An agriculturer hedged 20,000 bushels of wheat using September 2017 futures based on the 5/18/17 settle price of 4.1425 per bushel. The wheat was planted in May and was harvested in September. The 5/18/17 cash price for corn was 4.0850. Assume that on 9/8/17, the farmer sold 22,000 bushels of corn in the cash market at 4.2725 and closed out the futures contracts at 4.2875. Show all work for full credit.

a. Ignoring commissions, what price per bushel did he actually receive for the wheat?

b. Assume that the person above is a speculator, not a hedger and that he enters the same futures transaction as above. Using a margin of $2000 per contract (5,000 bushels), calculate the price per bushel that he would have to close out the futures contracts at to earn a rate of return of exactly 70%. Calculate the price to the nearest 1/100th of a penny per bushel, even though corn futures only trade in 25/100th's of a penny. Ignore commissions.

c. Recalculate Part b. with commissions $10 per contract, round-trip (includes to both enter and exit the position).

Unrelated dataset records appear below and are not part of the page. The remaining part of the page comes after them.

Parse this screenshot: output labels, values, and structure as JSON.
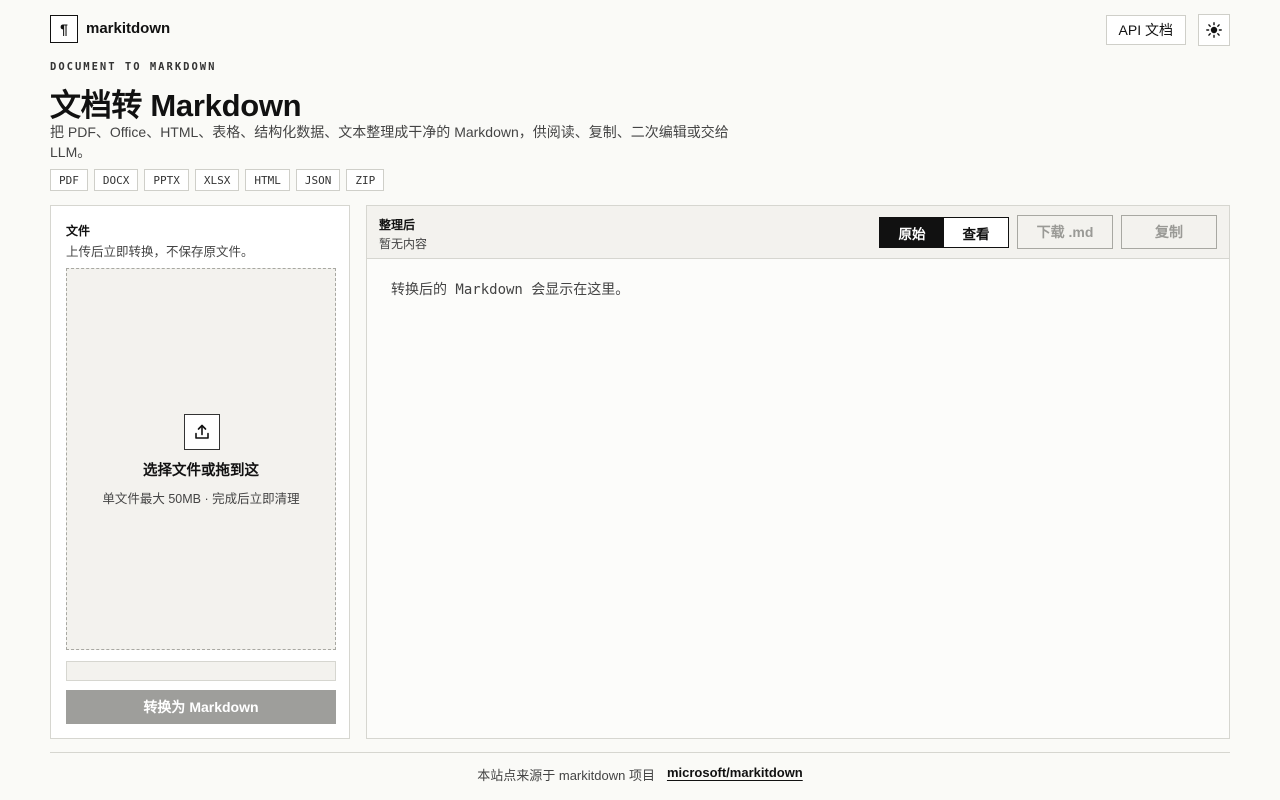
{
  "brand": {
    "name": "markitdown",
    "logo_glyph": "¶"
  },
  "header": {
    "api_docs_label": "API 文档",
    "theme_icon": "sun-icon"
  },
  "intro": {
    "eyebrow": "DOCUMENT TO MARKDOWN",
    "title": "文档转 Markdown",
    "description": "把 PDF、Office、HTML、表格、结构化数据、文本整理成干净的 Markdown，供阅读、复制、二次编辑或交给 LLM。",
    "formats": [
      "PDF",
      "DOCX",
      "PPTX",
      "XLSX",
      "HTML",
      "JSON",
      "ZIP"
    ]
  },
  "upload": {
    "title": "文件",
    "subtitle": "上传后立即转换，不保存原文件。",
    "dropzone_title": "选择文件或拖到这",
    "dropzone_hint": "单文件最大 50MB · 完成后立即清理",
    "progress": 0,
    "convert_label": "转换为 Markdown"
  },
  "output": {
    "title": "整理后",
    "status": "暂无内容",
    "tabs": [
      {
        "label": "原始",
        "active": true
      },
      {
        "label": "查看",
        "active": false
      }
    ],
    "download_label": "下载 .md",
    "copy_label": "复制",
    "placeholder": "转换后的 Markdown 会显示在这里。"
  },
  "footer": {
    "text": "本站点来源于 markitdown 项目",
    "link_label": "microsoft/markitdown"
  },
  "colors": {
    "accent": "#111111",
    "background": "#fafaf7",
    "disabled": "#9e9e9b"
  }
}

Calculate the price to the nearest 1/100th of a penny per bushel, even though wheat futures only trade in 25/100thrs of a penny.

d. Referring to Part b. above and ignoring commissions, at what price per bushel would the speculator receive a margin call if the maintenance margin is $1,500 per corn contract? Assume that the speculator starts with $12,000 in his account.